Three Definitions of Quality
I listened to some of Robert Sabourin’s videos on testing and he shared three approaches to quality. I found that interesting since people mostly talk about quality but it’s rarely defined, so I’ll share those three definitions of quality in this post.
Quality as conformance to requirements
This one speaks about requirements. I find that tricky mostly because:
- not all requirements are explicit, there are many implicit requirements that some people might not be aware of unless they have a deep understanding of the product, domain, and users
- not even explicit requirements are easy to come by in many cases nowadays; writting documents is slow and there’s usually not time for that; obviously it depends on what company, product, or team we are talking about, but I have not experienced written requirements that many times
Quality as fitness for use
This definition emphasises that the product should fit the use case our users have.
Robert mentioned this is a popular view in many agile teams nowadays. I think I can agree with that. Many decisions are made in accordance with this definition.
There could be some problems with this definition as well, to mention a few:
- there are likely many different users; or to say it differently, not all users want to use the product in the same way, that could be the case only with some products are meant to solve a very particular problem
- if something is fit for use, it doesn’t automatically mean there are no problems and nothing can go terribly wrong; imagine that a user uses the product for what they need, so everything goes fine on the surface, but there’s a problem with backups — and so e.g. in an unlikely event of a ransomware attack, no backups can be used, the users will loose their data; it still makes sense to look for problems, not only for fitness for use
Quality as value to someone
Yet another definition that highlights that a product is made for people and they look for what value the product can deliver.

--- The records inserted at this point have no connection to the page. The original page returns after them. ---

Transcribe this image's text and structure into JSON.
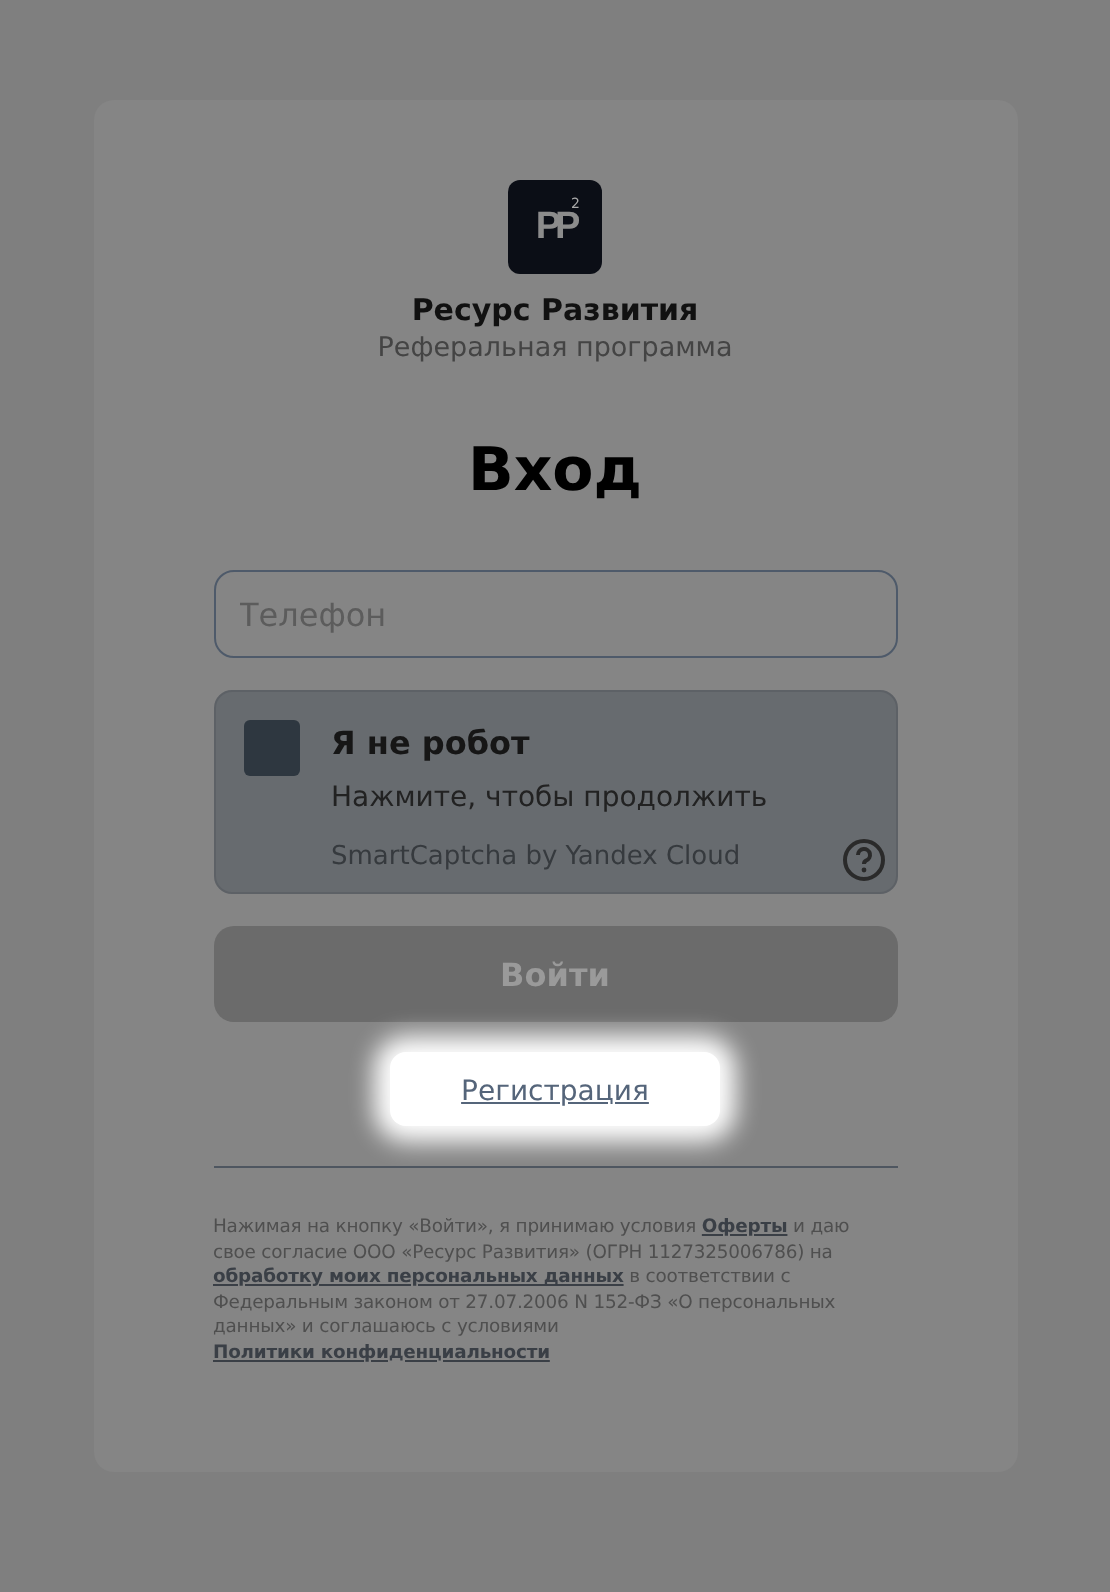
{
  "brand": {
    "logo": {
      "letters": "PP",
      "superscript": "2"
    },
    "name": "Ресурс Развития",
    "subtitle": "Реферальная программа"
  },
  "heading": "Вход",
  "phone_field": {
    "placeholder": "Телефон"
  },
  "captcha": {
    "checked": false,
    "title": "Я не робот",
    "hint": "Нажмите, чтобы продолжить",
    "provider": "SmartCaptcha by Yandex Cloud"
  },
  "login_button": {
    "label": "Войти",
    "disabled": true
  },
  "register_link": {
    "label": "Регистрация",
    "highlighted": true
  },
  "legal": [
    {
      "kind": "plain",
      "text": "Нажимая на кнопку «Войти», я принимаю условия "
    },
    {
      "kind": "link",
      "text": "Оферты"
    },
    {
      "kind": "plain",
      "text": " и даю свое согласие ООО «Ресурс Развития» (ОГРН 1127325006786) на "
    },
    {
      "kind": "link",
      "text": "обработку моих персональных данных"
    },
    {
      "kind": "plain",
      "text": " в соответствии с Федеральным законом от 27.07.2006 N 152-ФЗ «О персональных данных» и соглашаюсь с условиями "
    },
    {
      "kind": "link",
      "text": "Политики конфиденциальности"
    }
  ]
}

I think that expression “someone” or “some person” makes it a bit more clear that there might be many different users and they might value different things.
If this is a definitions we use, I’d really want to understand what users might use our product. I’ve worked with personas and I think they fit in here well.
These are three definitions of quality. There might be other definitions. You might create your own definitions that your team and you use. I’d say it’s important to find one that’s shared among the people who are involved in developing the product. However, I don’t think it fundamentally changes how a tester works. I still think that testers have to look for problems. Yes, they adjust their approach a bit if one or the other definition of quality is used, but they still look for trouble.